Un francés en La Seca

Reinos de humo

A los franceses les tenemos que agradecer muchas cosas, empezando por aquello de la «libertad, igualdad y fraternidad», aunque no hayamos sabido aplicarlo muy bien por aquí. Con lo referente al vino nos aplicamos un poco mejor, aunque ahora que todos aprendemos inglés en vez de francés nos estamos despistando. Qué sería de la España vitivinícola si los bordeleses no se hubiesen bajado a La Rioja a hacer vinos finos, a explicarnos lo del despalillado y lo del envejecimiento en barricas. Qué sería del mundo entero si no nos hubieran enseñado la santísima trinidad, ese concepto que se llama ‘terroir’ y que junta como un todo indisoluble el clima, la tierra y el hombre que la trabaja.
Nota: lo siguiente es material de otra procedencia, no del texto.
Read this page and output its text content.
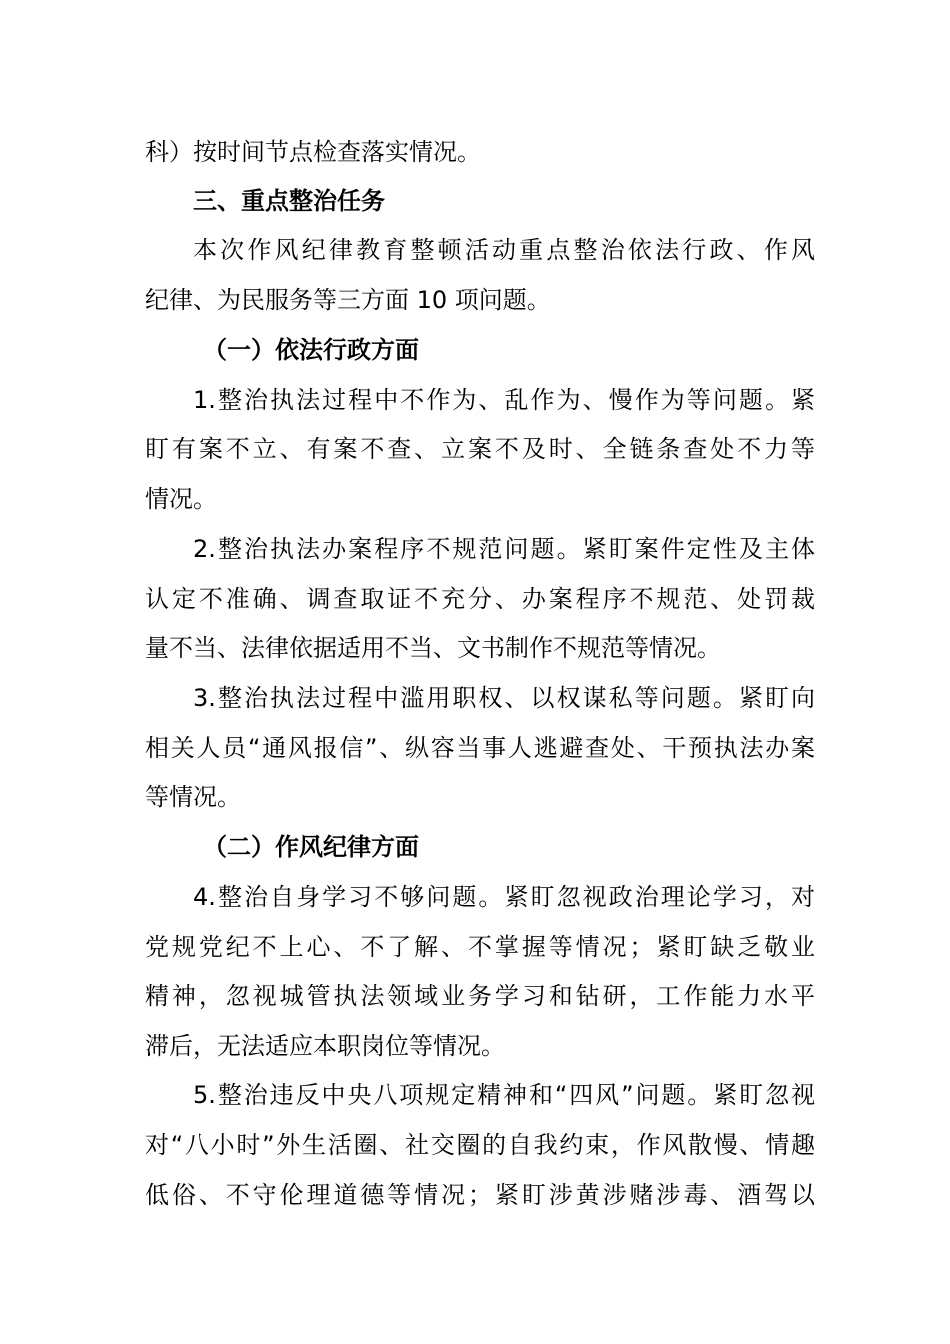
科）按时间节点检查落实情况。
三、重点整治任务
本次作风纪律教育整顿活动重点整治依法行政、作风
纪律、为民服务等三方面 10 项问题。
（一）依法行政方面
1.整治执法过程中不作为、乱作为、慢作为等问题。紧
盯有案不立、有案不查、立案不及时、全链条查处不力等
情况。
2.整治执法办案程序不规范问题。紧盯案件定性及主体
认定不准确、调查取证不充分、办案程序不规范、处罚裁
量不当、法律依据适用不当、文书制作不规范等情况。
3.整治执法过程中滥用职权、以权谋私等问题。紧盯向
相关人员“通风报信”、纵容当事人逃避查处、干预执法办案
等情况。
（二）作风纪律方面
4.整治自身学习不够问题。紧盯忽视政治理论学习，对
党规党纪不上心、不了解、不掌握等情况；紧盯缺乏敬业
精神，忽视城管执法领域业务学习和钻研，工作能力水平
滞后，无法适应本职岗位等情况。
5.整治违反中央八项规定精神和“四风”问题。紧盯忽视
对“八小时”外生活圈、社交圈的自我约束，作风散慢、情趣
低俗、不守伦理道德等情况；紧盯涉黄涉赌涉毒、酒驾以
Hace 25 años llegó a España un ejecutivo de Air France de nombre Didier Belondrade y descubrió un blanco lleno de delicadeza y singularidad procedente de una cepa autóctona de Castilla. El francés cambió su vida y se mudó a Rueda, a La Seca, para tratar de hacer un vino como los grandes de su país con aquella verdejo. La mentalidad francesa de conquistar el tiempo con tiempo y de trabajar más en la viña que en la bodega lo llevaron a conseguir uno de los mejores vinos de aquí: Belondrade y Lurton. Curiosamente, la mayoría de sus vecinos bodegueros, en lugar de seguir sus pasos, comprender, mimar y dejar que la verdejo se expresara, la apretaron para que produjera más hectolitros, y el nombre de aquella cepa terminó compitiendo en precio con el litro de gasolina, asociada a las barras de los bares y a los supermercados. Es buena disculpa, ahora que cumple 25 vendimias, para recordar que, en cuestiones de vinos, los franceses casi siempre suelen llevar razón.